S8: according to the calculation result of S7, the element with the smallest contribution of the substructure is excluded by 20%, and the substructure considered very bad from the viewpoint of construction feasibility, aesthetics is excluded, and the remaining 28 elements form a new set D. The elements in D are taken from the sets A, B, C, respectively, as follows:

{1,2,3,4,5,6,7,8,9,10,11,12,13,15,15,16,17}∈A

{25,27,28,29,30,31,33}∈B

{36,38,40,44}∈C

s9: in the process of repeating S7 and S8, 5 elements are arbitrarily taken from the substructure set D of 28 elements to form a design scheme, and 98280 design schemes are taken. These schemes have met the computational power requirements of computers.
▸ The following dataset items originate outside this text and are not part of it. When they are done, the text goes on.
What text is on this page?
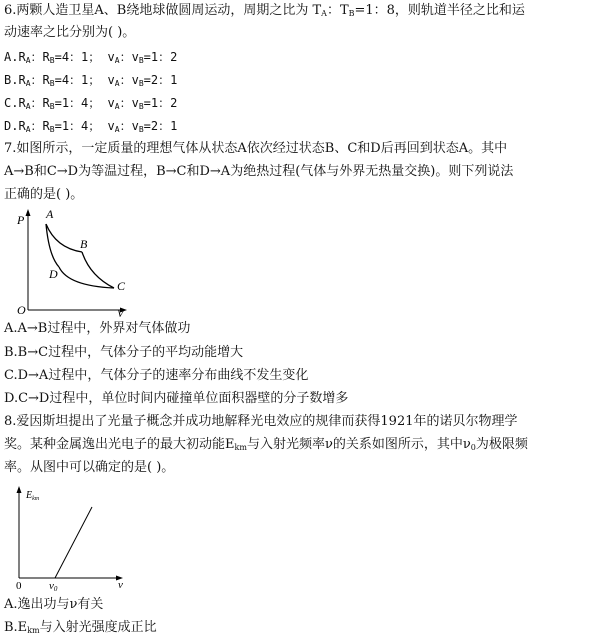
6.两颗人造卫星A、B绕地球做圆周运动，周期之比为 $T_A$：$T_B=1$：8，则轨道半径之比和运
动速率之比分别为( )。
$A.R_A$：$R_B=4$：1； $v_A$：$v_B=1$：2
$B.R_A$：$R_B=4$：1； $v_A$：$v_B=2$：1
$C.R_A$：$R_B=1$：4； $v_A$：$v_B=1$：2
$D.R_A$：$R_B=1$：4； $v_A$：$v_B=2$：1
7.如图所示，一定质量的理想气体从状态A依次经过状态B、C和D后再回到状态A。其中
A→B和C→D为等温过程，B→C和D→A为绝热过程(气体与外界无热量交换)。则下列说法
正确的是( )。
P A
B
D
C
O	V
A.A→B过程中，外界对气体做功
B.B→C过程中，气体分子的平均动能增大
C.D→A过程中，气体分子的速率分布曲线不发生变化
D.C→D过程中，单位时间内碰撞单位面积器壁的分子数增多
8.爱因斯坦提出了光量子概念并成功地解释光电效应的规律而获得1921年的诺贝尔物理学
奖。某种金属逸出光电子的最大初动能$E_{km}$与入射光频率ν的关系如图所示，其中$\nu_0$为极限频
率。从图中可以确定的是( )。
$E_{km}$
0	ν0	ν
A.逸出功与ν有关
$B.E_{km}$与入射光强度成正比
S10: directly taking 5 elements from the substructures set D of 28 elements to form 98280 design schemes, calculating an objective function of each design scheme, and selecting a sufficient number of feasible solutions for manual selection. The 5 sets of optimal solutions for the final output are as follows:

Claims (1)

1. the bridge structure optimization method based on the substructure contribution degree is characterized by comprising the following steps:

s1: determining the number of main structures, the positions and the number of nodes possibly connected by the sub-structures on the main structures;

s2: alternative substructures are determined, the substructures being all possible ways of connecting the bars between the nodes of the main structure by connecting only one bar, the number n ₁ The upper limit of (2) is:a plurality of; if there are p nodes on the first main structure and q nodes on the second main structure, the number of substructures is reduced to p x q; calculating an objective function of each substructure by adopting a finite element method;

s3: ordering the substructures from big to small according to the contribution degree, and n is selected from the following steps of ₁ The sub-structures are divided into sets A, B, C from large to small according to the contribution degree, and the number of elements in the three sets is 1/3;

s4: from n ₁ Two elements are arbitrarily taken from the substructures of the individual elements to form a second-order substructures combination, and the number n of the second-order substructures combination is shared ₂ The method comprises the following steps:calculating an objective function of each second-order substructure combination;

s5: the contribution degree of each element in the substructures set A, B, C in the second-order substructures combination is calculated, and the contribution degree of the probability that a certain substructures appears in the feasible solution set is large;

s6: according to the calculation result of S5, removing 20% of elements with minimum contribution of the substructures, and forming a new set D by the rest elements;

the method specifically comprises the following two operations:

s6.1: reserving all elements in the set A;

s6.2: the elements in the set B U C are removed by 20 percent according to the principle of minimum contribution degree of the substructure, the substructure which is considered to be very bad from the aspects of construction feasibility and aesthetic aspect is removed, and k is finally reserved ₁ The individual elements form a new set D;

s7: judgingWhether the scheme satisfies the computing power of the computer or not, if so, directly from k ₁ M elements are arbitrarily selected from the substructure set of the elements to form a design scheme, which is shared by +.>Calculating an objective function of each design scheme, and selecting a sufficient number of feasible solutions for manual selection;

s8: if not, k is from set D ₁ Three elements are arbitrarily taken from the substructures of the individual elements to form a third-order substructures combination, and the objective function of each substructures combination is calculated; returning to S6, in this loop, the order of the substructures is increased one at a time.